Offener Brief: Ehemaliger Luxemburger Generalvikar fordert vom Papst radikalere Reformen und das Ende des Vatikan-Staates

Vielleicht nach dem unausgesprochenen Motto "Wenn schon Reform, dann aber auch eine Totaloperation" hat der ehemalige Luxemburger Generalvikar Prof. Dr. Erny Gillen Papst Franziskus auf-
gefordert, so ziemlich alles im Vatikan auf den Kopf zu stellen. In einem 75-Seiten langen Aufruf in Form eines offenen Briefes, der ab heute auch in Buchform vorliegt, schlägt der Luxemburger dem Papst vor, nicht bei den jetzigen Reformen stehen zu bleiben.
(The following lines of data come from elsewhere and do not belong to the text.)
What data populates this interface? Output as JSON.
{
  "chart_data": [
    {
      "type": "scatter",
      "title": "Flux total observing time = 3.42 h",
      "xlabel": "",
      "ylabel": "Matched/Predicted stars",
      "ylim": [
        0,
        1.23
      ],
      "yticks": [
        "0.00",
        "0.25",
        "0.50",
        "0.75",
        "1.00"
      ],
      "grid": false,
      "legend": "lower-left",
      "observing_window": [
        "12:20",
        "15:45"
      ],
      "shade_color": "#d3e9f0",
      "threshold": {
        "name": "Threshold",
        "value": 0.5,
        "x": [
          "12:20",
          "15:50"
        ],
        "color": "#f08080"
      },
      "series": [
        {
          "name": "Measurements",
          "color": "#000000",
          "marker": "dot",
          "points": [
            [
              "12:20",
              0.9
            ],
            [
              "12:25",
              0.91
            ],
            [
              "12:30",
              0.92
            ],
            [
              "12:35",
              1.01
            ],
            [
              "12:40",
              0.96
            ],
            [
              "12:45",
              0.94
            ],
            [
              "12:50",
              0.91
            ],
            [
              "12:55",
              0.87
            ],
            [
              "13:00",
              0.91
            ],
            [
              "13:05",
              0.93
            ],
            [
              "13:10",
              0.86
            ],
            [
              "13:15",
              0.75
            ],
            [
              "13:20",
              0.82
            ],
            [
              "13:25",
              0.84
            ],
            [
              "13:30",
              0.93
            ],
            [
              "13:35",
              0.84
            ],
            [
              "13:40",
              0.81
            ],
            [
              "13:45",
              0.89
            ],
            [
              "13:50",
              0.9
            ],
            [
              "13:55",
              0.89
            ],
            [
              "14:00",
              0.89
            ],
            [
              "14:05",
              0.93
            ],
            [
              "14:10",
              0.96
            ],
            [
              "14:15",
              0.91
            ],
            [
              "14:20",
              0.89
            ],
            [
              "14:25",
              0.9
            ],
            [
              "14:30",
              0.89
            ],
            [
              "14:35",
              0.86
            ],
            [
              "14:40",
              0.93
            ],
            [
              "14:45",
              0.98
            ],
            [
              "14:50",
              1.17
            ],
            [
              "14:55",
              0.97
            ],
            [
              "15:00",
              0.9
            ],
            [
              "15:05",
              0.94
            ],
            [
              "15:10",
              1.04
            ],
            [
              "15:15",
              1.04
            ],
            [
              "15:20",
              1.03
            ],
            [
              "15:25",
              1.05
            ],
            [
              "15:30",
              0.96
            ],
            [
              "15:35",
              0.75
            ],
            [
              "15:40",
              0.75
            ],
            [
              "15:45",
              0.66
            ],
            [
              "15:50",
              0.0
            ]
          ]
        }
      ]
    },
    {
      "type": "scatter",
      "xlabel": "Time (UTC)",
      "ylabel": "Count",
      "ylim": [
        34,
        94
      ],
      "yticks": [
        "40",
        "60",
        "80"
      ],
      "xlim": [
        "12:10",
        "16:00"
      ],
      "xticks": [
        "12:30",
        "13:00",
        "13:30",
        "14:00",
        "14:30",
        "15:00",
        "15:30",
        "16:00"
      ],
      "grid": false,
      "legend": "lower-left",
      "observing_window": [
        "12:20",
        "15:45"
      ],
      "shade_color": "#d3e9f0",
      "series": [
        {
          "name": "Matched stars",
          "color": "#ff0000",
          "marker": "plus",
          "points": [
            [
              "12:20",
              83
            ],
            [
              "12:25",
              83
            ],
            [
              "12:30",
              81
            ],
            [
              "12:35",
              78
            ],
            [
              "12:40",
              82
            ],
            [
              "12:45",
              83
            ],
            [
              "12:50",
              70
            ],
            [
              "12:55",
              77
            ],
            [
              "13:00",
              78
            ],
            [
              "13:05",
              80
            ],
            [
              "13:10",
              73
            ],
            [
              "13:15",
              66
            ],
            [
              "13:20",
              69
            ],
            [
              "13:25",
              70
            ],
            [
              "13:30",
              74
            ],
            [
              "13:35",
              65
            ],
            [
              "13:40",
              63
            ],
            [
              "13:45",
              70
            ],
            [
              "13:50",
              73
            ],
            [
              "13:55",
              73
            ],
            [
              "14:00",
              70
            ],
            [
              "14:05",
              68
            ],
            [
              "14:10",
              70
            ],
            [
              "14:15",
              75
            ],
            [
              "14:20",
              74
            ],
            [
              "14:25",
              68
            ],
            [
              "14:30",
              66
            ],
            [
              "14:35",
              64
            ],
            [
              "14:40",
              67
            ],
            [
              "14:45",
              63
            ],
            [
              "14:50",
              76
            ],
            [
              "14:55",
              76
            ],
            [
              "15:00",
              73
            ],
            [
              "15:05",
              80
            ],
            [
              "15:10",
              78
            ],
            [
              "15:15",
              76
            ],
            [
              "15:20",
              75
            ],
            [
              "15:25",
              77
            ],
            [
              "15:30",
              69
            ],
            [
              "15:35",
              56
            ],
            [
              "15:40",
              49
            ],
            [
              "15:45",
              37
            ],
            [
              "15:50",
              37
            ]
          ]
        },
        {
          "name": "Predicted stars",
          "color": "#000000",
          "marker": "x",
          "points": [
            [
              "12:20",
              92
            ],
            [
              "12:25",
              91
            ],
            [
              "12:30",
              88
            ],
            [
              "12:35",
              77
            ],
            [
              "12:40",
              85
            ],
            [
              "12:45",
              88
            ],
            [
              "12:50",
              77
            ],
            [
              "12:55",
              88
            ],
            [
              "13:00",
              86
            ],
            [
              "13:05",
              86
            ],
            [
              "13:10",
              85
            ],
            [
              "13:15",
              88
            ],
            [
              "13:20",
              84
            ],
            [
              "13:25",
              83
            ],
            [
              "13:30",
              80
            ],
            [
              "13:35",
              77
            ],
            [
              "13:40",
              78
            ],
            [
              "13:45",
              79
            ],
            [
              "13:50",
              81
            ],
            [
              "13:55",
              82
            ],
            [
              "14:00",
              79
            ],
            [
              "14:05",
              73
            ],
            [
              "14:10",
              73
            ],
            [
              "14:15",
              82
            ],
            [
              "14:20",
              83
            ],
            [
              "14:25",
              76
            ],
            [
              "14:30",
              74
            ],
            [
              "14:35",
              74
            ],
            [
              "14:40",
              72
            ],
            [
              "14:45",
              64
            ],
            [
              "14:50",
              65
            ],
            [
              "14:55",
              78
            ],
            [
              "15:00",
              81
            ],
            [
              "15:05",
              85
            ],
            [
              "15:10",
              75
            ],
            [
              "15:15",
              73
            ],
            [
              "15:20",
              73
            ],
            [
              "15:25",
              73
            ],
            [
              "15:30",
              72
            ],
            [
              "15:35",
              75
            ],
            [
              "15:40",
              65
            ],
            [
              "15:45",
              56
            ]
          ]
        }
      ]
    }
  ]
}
Vielmehr solle der Papst die Kurie völlig dezentralisieren, die Kongregationen auf die Kontinente verteilen, auf den Vatikan-Staat verzichten, aus dem Vatikan ausziehen und die frei werdenden Büros für Flüchtlinge zur Verfügung stellen. Der Papst selbst solle in die Lateran-Basilika umziehen. Bischöfe sollten nicht mehr vom Papst ernannt werden, sondern von den nationalen Bischofskonfe-
renzen gewählt werden. 

Erst im Februar war Erny Gillen nach dreieinhalb Jahren als Luxemburger Generalvikar zurückgetreten, um sich "körperlich und geistig zu erneuern", wie er es formulierte. Vorher war er u.a. Professor für theologische Ethik. Er ist auch als Präsident von CARITAS Europa bekannt.